Imaginaba que las historias que me habían hecho pensar o que me habían
conmovido iban a despertar las mismas emociones en otros lectores. La
experiencia me bajó del caballo. Entre los jaramagos del olvido y del descuido
me fui quedando sin algunos libros (y amigos) que me importaban de verdad: ‘El
Jarama’, ‘La voz a ti debida’, ‘La ciudad y los perros’, ‘Trilce’… Una y no
más, santotomás.
En aquellos años de veda cayó en mis
manos un librito, ‘Job’, de Joseph Roth, acerca de la odisea espiritual de una
familia judía de Europa oriental que emigra a Estados Unidos. Job, -como el
personaje bíblico- es la imagen de todas las desdichas y de la resignación. Un
pasaje de la novela (escrita por un hombre que sufrió la amarga descomposición
del imperio austrohúngaro como una metáfora de otros naufragios personales)
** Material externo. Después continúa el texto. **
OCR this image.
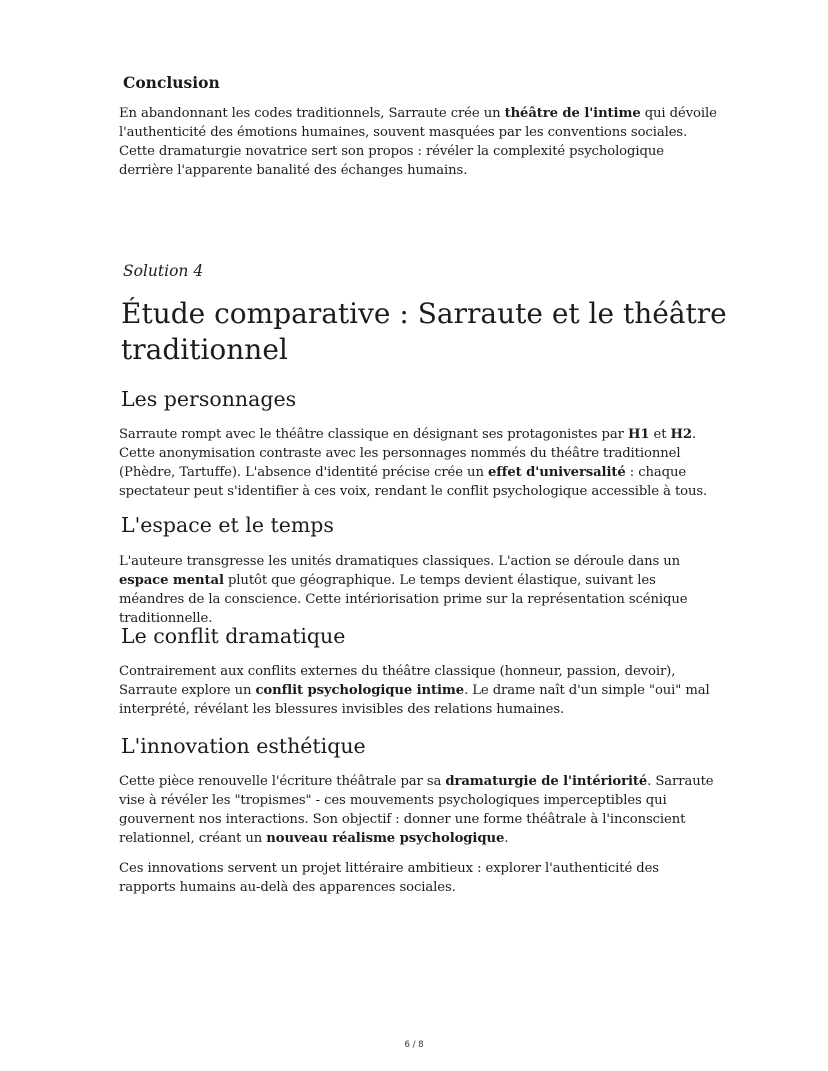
Conclusion

En abandonnant les codes traditionnels, Sarraute crée un théâtre de l'intime qui dévoile l'authenticité des émotions humaines, souvent masquées par les conventions sociales. Cette dramaturgie novatrice sert son propos : révéler la complexité psychologique derrière l'apparente banalité des échanges humains.

Solution 4

Étude comparative : Sarraute et le théâtre traditionnel
Les personnages

Sarraute rompt avec le théâtre classique en désignant ses protagonistes par H1 et H2. Cette anonymisation contraste avec les personnages nommés du théâtre traditionnel (Phèdre, Tartuffe). L'absence d'identité précise crée un effet d'universalité : chaque spectateur peut s'identifier à ces voix, rendant le conflit psychologique accessible à tous.

L'espace et le temps

L'auteure transgresse les unités dramatiques classiques. L'action se déroule dans un espace mental plutôt que géographique. Le temps devient élastique, suivant les méandres de la conscience. Cette intériorisation prime sur la représentation scénique traditionnelle.

Le conflit dramatique

Contrairement aux conflits externes du théâtre classique (honneur, passion, devoir), Sarraute explore un conflit psychologique intime. Le drame naît d'un simple "oui" mal interprété, révélant les blessures invisibles des relations humaines.

L'innovation esthétique

Cette pièce renouvelle l'écriture théâtrale par sa dramaturgie de l'intériorité. Sarraute vise à révéler les "tropismes" - ces mouvements psychologiques imperceptibles qui gouvernent nos interactions. Son objectif : donner une forme théâtrale à l'inconscient relationnel, créant un nouveau réalisme psychologique.

Ces innovations servent un projet littéraire ambitieux : explorer l'authenticité des rapports humains au-delà des apparences sociales.

6 / 8
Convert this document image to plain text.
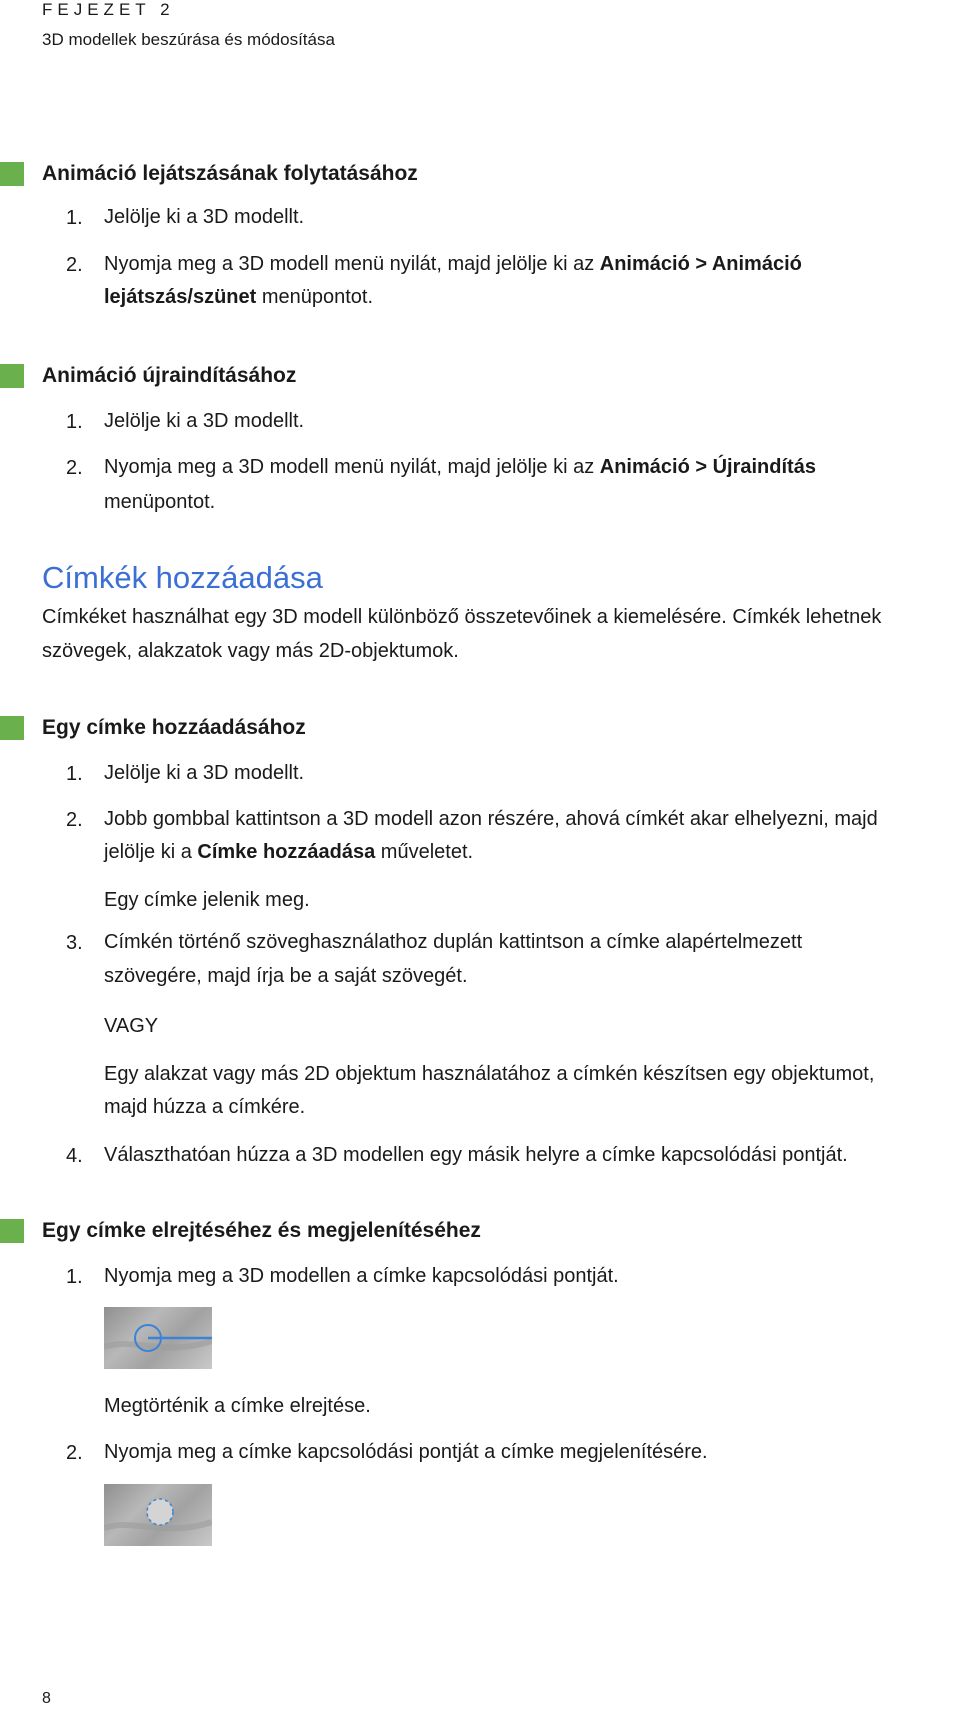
FEJEZET 2
3D modellek beszúrása és módosítása
Animáció lejátszásának folytatásához
1. Jelölje ki a 3D modellt.
2. Nyomja meg a 3D modell menü nyilát, majd jelölje ki az Animáció > Animáció
lejátszás/szünet menüpontot.
Animáció újraindításához
1. Jelölje ki a 3D modellt.
2. Nyomja meg a 3D modell menü nyilát, majd jelölje ki az Animáció > Újraindítás
menüpontot.
Címkék hozzáadása
Címkéket használhat egy 3D modell különböző összetevőinek a kiemelésére. Címkék lehetnek
szövegek, alakzatok vagy más 2D-objektumok.
Egy címke hozzáadásához
1. Jelölje ki a 3D modellt.
2. Jobb gombbal kattintson a 3D modell azon részére, ahová címkét akar elhelyezni, majd
jelölje ki a Címke hozzáadása műveletet.
Egy címke jelenik meg.
3. Címkén történő szöveghasználathoz duplán kattintson a címke alapértelmezett
szövegére, majd írja be a saját szövegét.
VAGY
Egy alakzat vagy más 2D objektum használatához a címkén készítsen egy objektumot,
majd húzza a címkére.
4. Választhatóan húzza a 3D modellen egy másik helyre a címke kapcsolódási pontját.
Egy címke elrejtéséhez és megjelenítéséhez
1. Nyomja meg a 3D modellen a címke kapcsolódási pontját.
Megtörténik a címke elrejtése.
2. Nyomja meg a címke kapcsolódási pontját a címke megjelenítésére.
8
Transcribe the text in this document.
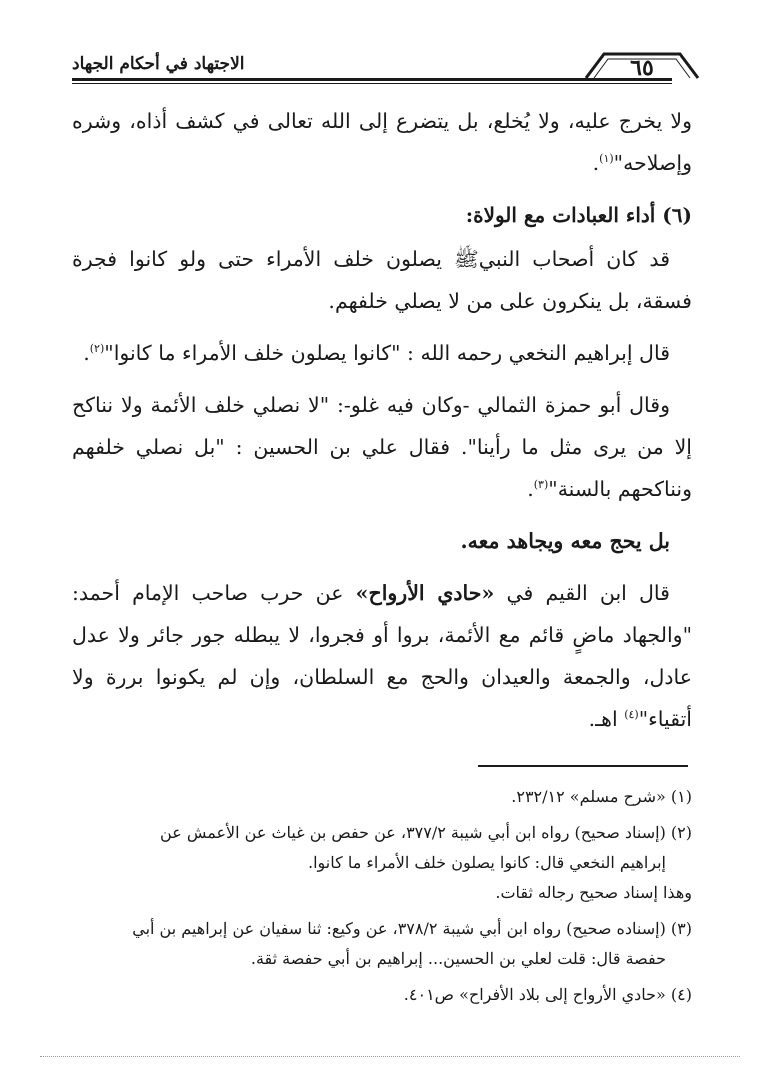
الاجتهاد في أحكام الجهاد	٦٥

ولا يخرج عليه، ولا يُخلع، بل يتضرع إلى الله تعالى في كشف أذاه، وشره وإصلاحه"$^{(١)}$.

(٦) أداء العبادات مع الولاة:

قد كان أصحاب النبيﷺ يصلون خلف الأمراء حتى ولو كانوا فجرة فسقة، بل ينكرون على من لا يصلي خلفهم.

قال إبراهيم النخعي رحمه الله : "كانوا يصلون خلف الأمراء ما كانوا"$^{(٢)}$.

وقال أبو حمزة الثمالي -وكان فيه غلو-: "لا نصلي خلف الأئمة ولا نناكح إلا من يرى مثل ما رأينا". فقال علي بن الحسين : "بل نصلي خلفهم ونناكحهم بالسنة"$^{(٣)}$.

بل يحج معه ويجاهد معه.

قال ابن القيم في «حادي الأرواح» عن حرب صاحب الإمام أحمد: "والجهاد ماضٍ قائم مع الأئمة، بروا أو فجروا، لا يبطله جور جائر ولا عدل عادل، والجمعة والعيدان والحج مع السلطان، وإن لم يكونوا بررة ولا أتقياء"$^{(٤)}$ اهـ.

(١) «شرح مسلم» ٢٣٢/١٢.

(٢) (إسناد صحيح) رواه ابن أبي شيبة ٣٧٧/٢، عن حفص بن غياث عن الأعمش عن
إبراهيم النخعي قال: كانوا يصلون خلف الأمراء ما كانوا.
وهذا إسناد صحيح رجاله ثقات.

(٣) (إسناده صحيح) رواه ابن أبي شيبة ٣٧٨/٢، عن وكيع: ثنا سفيان عن إبراهيم بن أبي
حفصة قال: قلت لعلي بن الحسين... إبراهيم بن أبي حفصة ثقة.

(٤) «حادي الأرواح إلى بلاد الأفراح» ص٤٠١.
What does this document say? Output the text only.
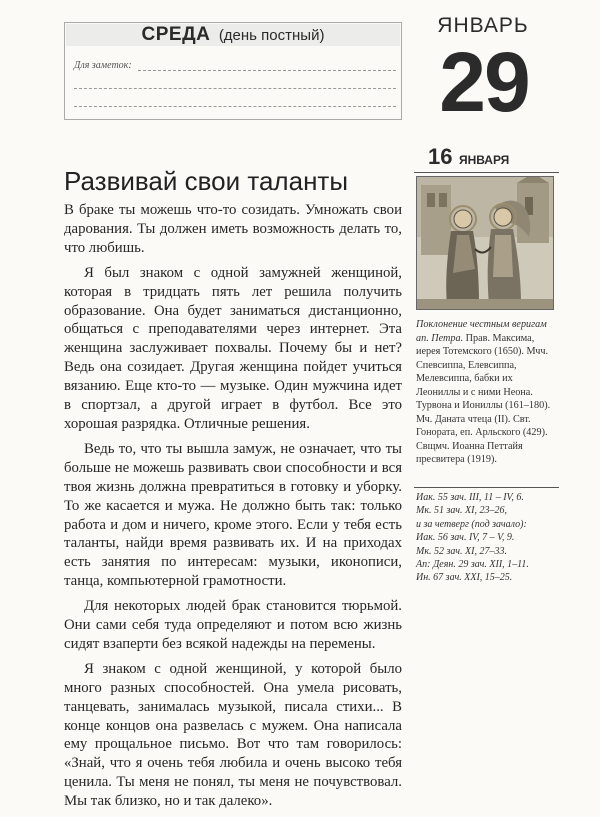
СРЕДА (день постный)
Для заметок:
ЯНВАРЬ
29
16 ЯНВАРЯ
Поклонение честным веригам ап. Петра. Прав. Максима, иерея Тотемского (1650). Мчч. Спевсиппа, Елевсиппа, Мелевсиппа, бабки их Леониллы и с ними Неона. Турвона и Иониллы (161–180). Мч. Даната чтеца (II). Свт. Гонората, еп. Арльского (429). Свщмч. Иоанна Петтайя пресвитера (1919).
Иак. 55 зач. III, 11 – IV, 6.
Мк. 51 зач. XI, 23–26,
и за четверг (под зачало):
Иак. 56 зач. IV, 7 – V, 9.
Мк. 52 зач. XI, 27–33.
Ап: Деян. 29 зач. XII, 1–11.
Ин. 67 зач. XXI, 15–25.
Развивай свои таланты

В браке ты можешь что-то созидать. Умножать свои дарования. Ты должен иметь возможность делать то, что любишь.

Я был знаком с одной замужней женщиной, которая в тридцать пять лет решила получить образование. Она будет заниматься дистанционно, общаться с преподавателями через интернет. Эта женщина заслуживает похвалы. Почему бы и нет? Ведь она созидает. Другая женщина пойдет учиться вязанию. Еще кто-то — музыке. Один мужчина идет в спортзал, а другой играет в футбол. Все это хорошая разрядка. Отличные решения.

Ведь то, что ты вышла замуж, не означает, что ты больше не можешь развивать свои способности и вся твоя жизнь должна превратиться в готовку и уборку. То же касается и мужа. Не должно быть так: только работа и дом и ничего, кроме этого. Если у тебя есть таланты, найди время развивать их. И на приходах есть занятия по интересам: музыки, иконописи, танца, компьютерной грамотности.

Для некоторых людей брак становится тюрьмой. Они сами себя туда определяют и потом всю жизнь сидят взаперти без всякой надежды на перемены.

Я знаком с одной женщиной, у которой было много разных способностей. Она умела рисовать, танцевать, занималась музыкой, писала стихи... В конце концов она развелась с мужем. Она написала ему прощальное письмо. Вот что там говорилось: «Знай, что я очень тебя любила и очень высоко тебя ценила. Ты меня не понял, ты меня не почувствовал. Мы так близко, но и так далеко».
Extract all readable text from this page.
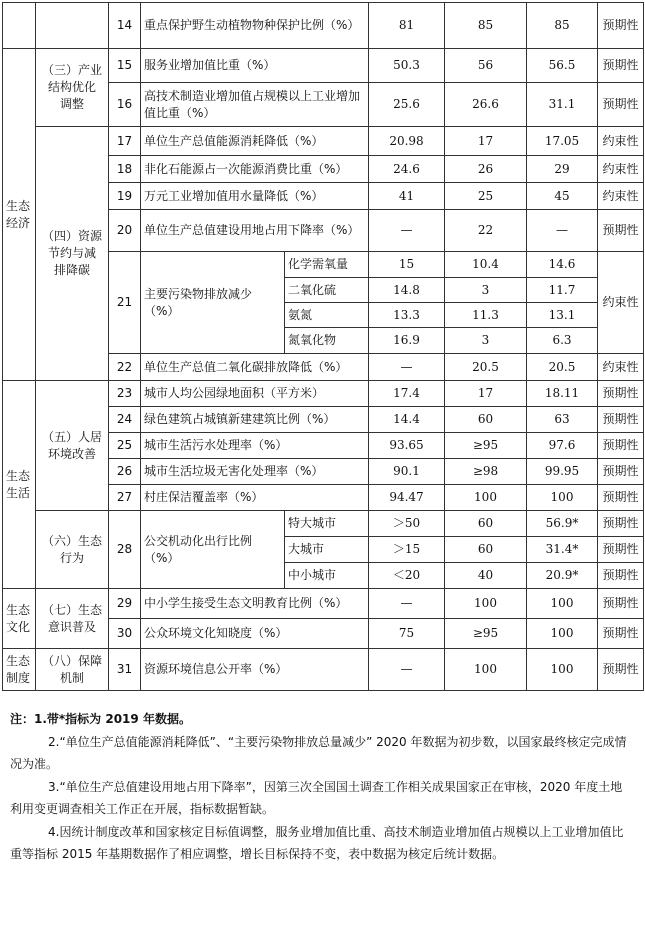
		14	重点保护野生动植物物种保护比例（%）		81	85	85	预期性
生态
经济	（三）产业
结构优化
调整	15	服务业增加值比重（%）		50.3	56	56.5	预期性
		16	高技术制造业增加值占规模以上工业增加值比重（%）		25.6	26.6	31.1	预期性
	（四）资源
节约与减
排降碳	17	单位生产总值能源消耗降低（%）		20.98	17	17.05	约束性
		18	非化石能源占一次能源消费比重（%）		24.6	26	29	约束性
		19	万元工业增加值用水量降低（%）		41	25	45	约束性
		20	单位生产总值建设用地占用下降率（%）		—	22	—	预期性
		21	主要污染物排放减少（%）	化学需氧量	15	10.4	14.6	约束性
				二氧化硫	14.8	3	11.7	
				氨氮	13.3	11.3	13.1	
				氮氧化物	16.9	3	6.3	
		22	单位生产总值二氧化碳排放降低（%）		—	20.5	20.5	约束性
生态
生活	（五）人居
环境改善	23	城市人均公园绿地面积（平方米）		17.4	17	18.11	预期性
		24	绿色建筑占城镇新建建筑比例（%）		14.4	60	63	预期性
		25	城市生活污水处理率（%）		93.65	≥95	97.6	预期性
		26	城市生活垃圾无害化处理率（%）		90.1	≥98	99.95	预期性
		27	村庄保洁覆盖率（%）		94.47	100	100	预期性
	（六）生态
行为	28	公交机动化出行比例（%）	特大城市	＞50	60	56.9*	预期性
				大城市	＞15	60	31.4*	预期性
				中小城市	＜20	40	20.9*	预期性
生态
文化	（七）生态
意识普及	29	中小学生接受生态文明教育比例（%）		—	100	100	预期性
		30	公众环境文化知晓度（%）		75	≥95	100	预期性
生态
制度	（八）保障
机制	31	资源环境信息公开率（%）		—	100	100	预期性

注：1.带*指标为 2019 年数据。

2.“单位生产总值能源消耗降低”、“主要污染物排放总量减少” 2020 年数据为初步数，以国家最终核定完成情况为准。

3.“单位生产总值建设用地占用下降率”，因第三次全国国土调查工作相关成果国家正在审核，2020 年度土地利用变更调查相关工作正在开展，指标数据暂缺。

4.因统计制度改革和国家核定目标值调整，服务业增加值比重、高技术制造业增加值占规模以上工业增加值比重等指标 2015 年基期数据作了相应调整，增长目标保持不变，表中数据为核定后统计数据。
roza la perfección. Es el momento en que Deborah, la madre que ha tenido un
hijo enfermo, con un mal parecido a la epilepsia y que nadie sabe diagnosticar,
consigue abrirse paso en casa del rabino para pedir su consejo. Ante la congoja
y el mar de lágrimas de la madre habla el rabino: «Menuchin, hijo de Mendel,
sanará», dice. «En todo Israel no habrá muchos como él. El dolor lo hará sabio,
la fealdad lo hará bondadoso, la amargura lo hará dulce y la enfermedad lo hará
fuerte. Sus ojos serán grandes y profundos, y sus oídos, claros y musicales. Su
boca callará, pero cuando abra los labios anunciará cosas buenas. No tengas
miedo y vuelve a casa».
Transcurrió
el tiempo, me olvidé de los amigos olvidadizos y volví a prestar libros, salvo
el ‘Job’ de Roth, aparecido en Bruguera-Libro Amigo. Ahora que El Acantilado
acaba de reeditarlo, me quedo tranquilo y levanto la veda de los préstamos,
incluido ‘Job’, porque si no me lo devuelven, compro otro ejemplar y se acabó.